[lbo-talk] delusional

SA s11131978 at gmail.com
Mon Nov 15 16:54:01 PST 2010


On 11/15/2010 3:35 PM, Marv Gandall wrote:


> Heh. Some "fox". More like the gift that keeps on giving to a Republican opposition which was given up for dead after the 2008 election. A tougher Democratic politician would have taken the latest tax cut issue and run with it. It makes political and fiscal sense. The surest indication that it was a winning issue is how eagerly and uncharacteristically the Republicans, not least tea party champion Jim DeMint, have leapt at Obama's offer to compromise.

Let me offer a couple of data points on this subject and tell me what you think.

First, the NYT had a reported piece a week ago, based on interviews with insiders, that investigated how the Dems got themselves so twisted around on an issue that seemed like such a win for them.

http://www.nytimes.com/2010/11/09/us/politics/09fiscal.html?_r=1&hpw

It says that the White House started thinking about the issue in late 2009. They felt confident that Pelosi could block any bill making the top rate cuts permanent. In the meantime, the tax issue was on the back burner, due to the health reform debate. But then....


> But by summer, with the recovery stalled and more of them on
> handicappers’ endangered lists, House Democrats refused to vote on the
> tax cuts before the Senate did. They feared they would endure
> Republicans’ charge that they had voted to raise taxes on some small
> businesses, only to see the legislation languish in the Senate like
> other bills had.
>
> Ms. Pelosi informed the White House of the House Democratic position.
> At a meeting before Congress recessed for August, to the surprise of
> others, Mr. Reid assured her and Mr. Obama that the Senate would vote
> in September to extend only the middle-income rates.
>
> But when Congress returned, party pollsters and consultants battled
> over the right course, each side interpreting polling data to its
> advantage.
>
> One camp believed, as Stan Greenberg and James Carville wrote in a
> Sept. 15 memorandum, that “Democrats Should Want This Tax Cut Debate.”
> They argued that it would define the election as a choice between
> Democrats for the middle class and deficit reduction, against
> Republicans for Wall Street and more debt.
>
> Another camp countered that in an already bad year, Democrats were
> especially vulnerable to the “tax and spend” label. As the pollster
> Mark Mellman summed the argument in an interview, “An election that’s
> dominated by the tax issue is a bad election for Democrats everywhere,
> anywhere and always.”
>
> By then several moderate Senate Democrats who were not up for
> re-election — Evan Bayh of Indiana, Ben Nelson of Nebraska and Kent
> Conrad of North Dakota — had expressed opposition to letting the top
> rates expire because of the economy’s fragility. That suggested Senate
> Democrats could not muster the 60 votes to overcome a Republican
> filibuster, further unnerving Democrats struggling for re-election.
>
> Several, including Senators Barbara Boxer of California and Patty
> Murray of Washington, implored Mr. Reid not to force the debate. He
> agreed. All three won re-election.
>
> The day after the election, Mr. Obama said he was open to compromise
> with Republicans.

So there you have it. The Dems could not have overcome a filibuster due to opposition from Blue Dogs. Therefore, any debate would have dragged on - and the debate would not have been "Dems vs. Republicans on tax cuts for the rich" but rather "Dems versus Dems on taxes." In the end, *liberals* in the Senate running for reelection pleaded for and won agreement from Reid not to have the debate before the election.
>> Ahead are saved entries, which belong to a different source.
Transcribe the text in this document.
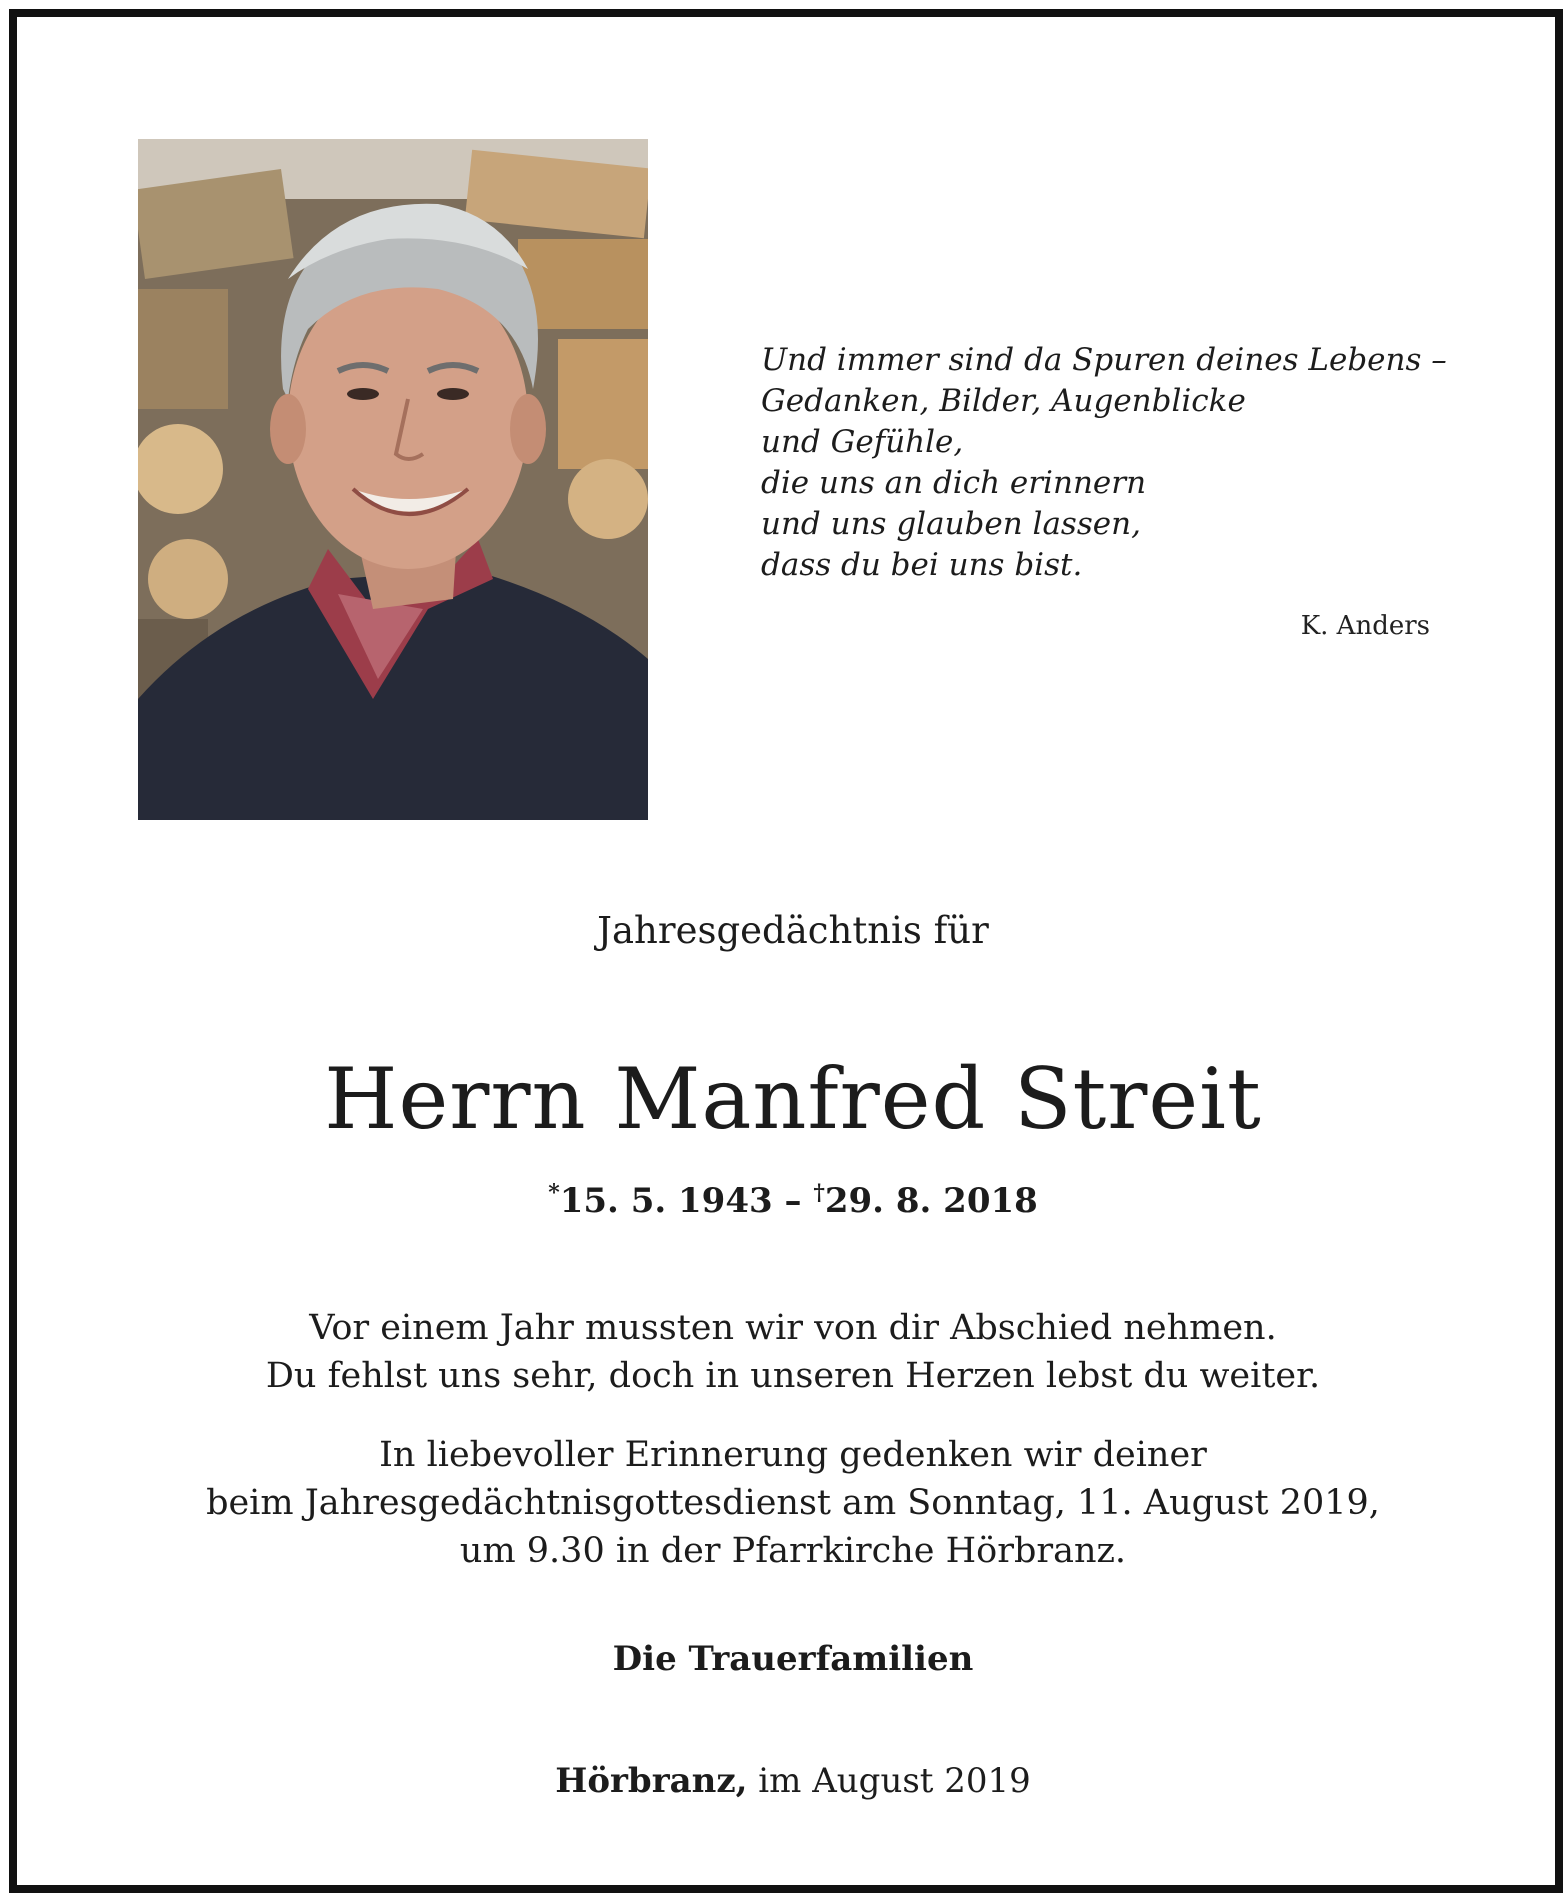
Und immer sind da Spuren deines Lebens –
Gedanken, Bilder, Augenblicke
und Gefühle,
die uns an dich erinnern
und uns glauben lassen,
dass du bei uns bist.
K. Anders
Jahresgedächtnis für
Herrn Manfred Streit
*15. 5. 1943 – †29. 8. 2018
Vor einem Jahr mussten wir von dir Abschied nehmen.
Du fehlst uns sehr, doch in unseren Herzen lebst du weiter.
In liebevoller Erinnerung gedenken wir deiner
beim Jahresgedächtnisgottesdienst am Sonntag, 11. August 2019,
um 9.30 in der Pfarrkirche Hörbranz.
Die Trauerfamilien
Hörbranz, im August 2019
Now, I know you'll say this was pure cowardice and foolishness. After all, "every poll shows" that repealing tax cuts on the rich but not the middle class is popular. But let me bring up data point number two.

This year there was a ballot initiative in Washington State to impose an income tax on the top 1% of taxpayers (+$400,000 for couples) *and* to cut property and small business taxes on everyone else. The net revenue would be dedicated for education and health spending. The initiative was very prominently championed in the media by Bill Gates Sr. It went down to defeat 65% to 35% on election day. And Washington State is surely, relatively speaking, one of the more liberal states in the country. In other words, any national poll showing that the public favors repealing tax cuts for the rich (in the abstract) surely would show residents of Washington State feeling this way even more so.

And yet, according to Politico:


> Support for the initiative started out strong, and polls remained
> close all summer, with a “yes” to the so-called millionaire’s tax
> leading 41 percent to 39 percent [NOTE: that's not exactly
> overwhelming support] as recently as Oct. 3.
>
> But as advertising on both sides began in earnest in mid-September,
> the “no” side began pulling away.

This is what I mean when I say the conservatives have escalation dominance. They have more weapons and more forces and in a confrontation they are much more likely to win.

So are you really so certain Obama and the Dems are wrong (from their narrow, politician's POV) to take the positions they're taking on the tax issue?